幸せの背くらべ
【作】エドワード・オールビー 【訳】丹野郁弓
【演出】高橋昌也
【出演】黒柳徹子 木村有里 真堂藍 青木要
2001/03/09 ふくやま芸術文化ホール(リーデンローズ)・大ホール

 「福山市民劇場」二回目の鑑賞会。今回は金曜日だったのですが、うちの新聞(フリーペーパー)は金曜が締め切りなのでもう絶対無理だと思って半分諦めていました。しかし、もう当分無いだろうというぐらい良い席で、しかも黒柳徹子さんだしということで、頑張って仕事を終わらせて観に行ってきました。

 まず第一幕。どこか外国の大邸宅。豪華なベッドルームには3人の女性。一人はこの家の主、とても高齢の未亡人。もう一人は歩くのも不自由な彼女の身の回りの世話をするために雇われた中年女性。そしてあと一人は、未亡人の弁護士事務所から派遣されてきたらしい若い女性。
 未亡人はふざけているのか、惚けているのか、人の話も聞かず自分の若い頃の話や夫の話、家出してしまった息子の話など、自慢や愚痴話を際限なく続けている。あとの二人はウンザリしながらも話を聞いている。しかし仕事で弁護士からの要望を伝えに来ているだけの若い女性はイライラを隠せない。爆発寸前のところで発作を起こす未亡人。すぐに延命措置が施されるが・・・暗転。

 第二幕。ベッドで酸素マスクを付けて寝ている未亡人。先程の中年女性と若い女性も再び登場。しかし先程とはガラリと変わってドレスアップしている。そして何故か後ろで寝ているはずの未亡人も登場。ただ先程よりもしっかりと理性的。
 実はこの三人は、ベッドで寝ている未亡人のそれぞれ十数年前、52歳、26歳の時の姿なのである。

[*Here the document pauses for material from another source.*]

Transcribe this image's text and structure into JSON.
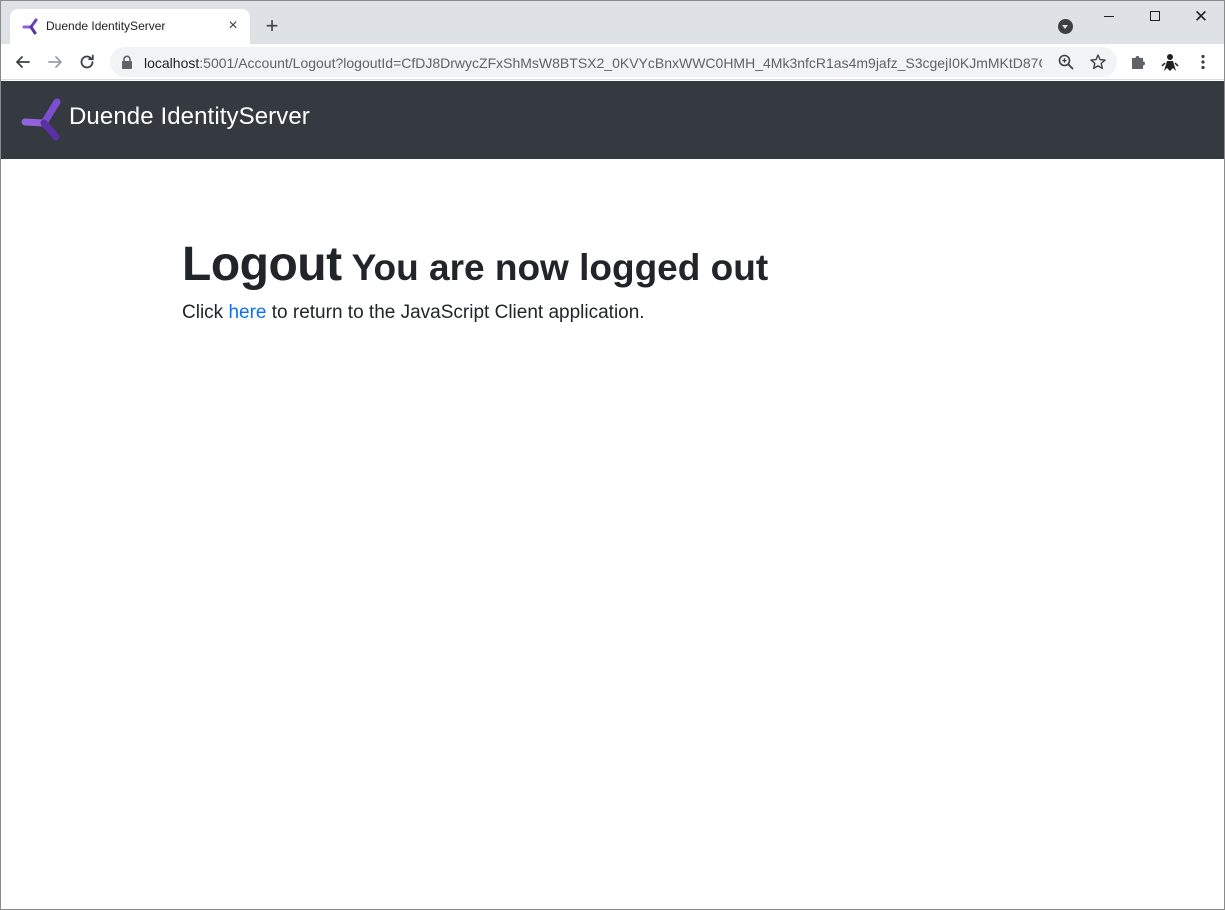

三人は思い思いに「過去・現在・未来」を語り、お互いを肯定、否定しながら【人生の最高に幸せなとき】を自問していく・・・

 かなり不思議なお話でした。
 最初は少し喜劇っぽい感じで、黒柳さんの長台詞を楽しんでいるのですが、二幕になってからはちょっと哲学的な感じも強く、なかなか考えさせられました。【幸せ】ってホント人それぞれで、いつが一番幸せかって分からないですよね。私は『今』幸せでありたいと思う人なのですけど。いくつになっても「今が一番良いとき」と言えるような人生でありたいと思います。

 それにしても、今回初めてテレビ以外の黒柳さんを観たのですが、ホントすごく可愛らしい方でした。お芝居も上手いし。「さすがっっ」という感じです。
 最後カーテンコールのときのお話も面白かったです。なんでもこのホールの館長さんが、昔NHKでご一緒に仕事をされたことのある方だったらしく、玄関まで迎えに出てくれてびっくりしたとか。そんな方がいらしたとは、私もびっくりでした。

 出演者4人(ほとんどは3人)だけで、こんなに長くて面白いお芝居を作れるなんて、すごいなぁと思います。無理しても観に行って、ホント良かったと思いました。